The title should have warned me. Never mind.
It is the film based on the series of the same name by Alvin Schwarz. However, it is of the same nature as the TV series Tales from the Crypt. If you are a ten year old, you may have liked the stories here or if you were a TV watcher of the 1960s, you would have liked to see this but in 2019, movies have progressed to such a large extent that this looks totally childish.
The special effects are laughable – you recognize faint echoes of what Guillermo del Toro has done in the past in the makeup of some of the monsters but it is too juvenile overall. The horror meter is set low enough to win this a PG certification but that also takes away from the main purpose of the film. What is the point in going to a horror movie that does not even move the fear factor an inch?
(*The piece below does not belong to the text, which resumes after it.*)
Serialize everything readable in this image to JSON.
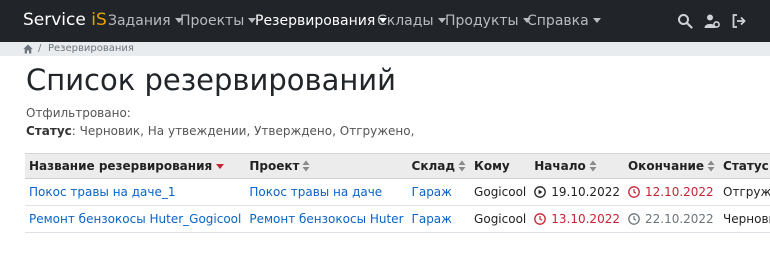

In order to tie it down, they have this overarching stories of four friends who remove a scary story book from a haunted house and the stories start writing themselves as they happen to each one of the friends. Then at the end there is a story about how they stop the horror from happening when most of them are dead already.
The stories are children’s stories but even so they are very simplistic. Look at this – an abused scarecrow taking revenge, a boy who eats a big toe of a giant with the giant taking revenge, a small red spot like a spider bite erupting into unspeakable hordes of spiders, a pale lady, who is a gigantic woman stalking and ‘absorbing’ a boy.
Enough said. Childish, insipid and neither comical nor horrific.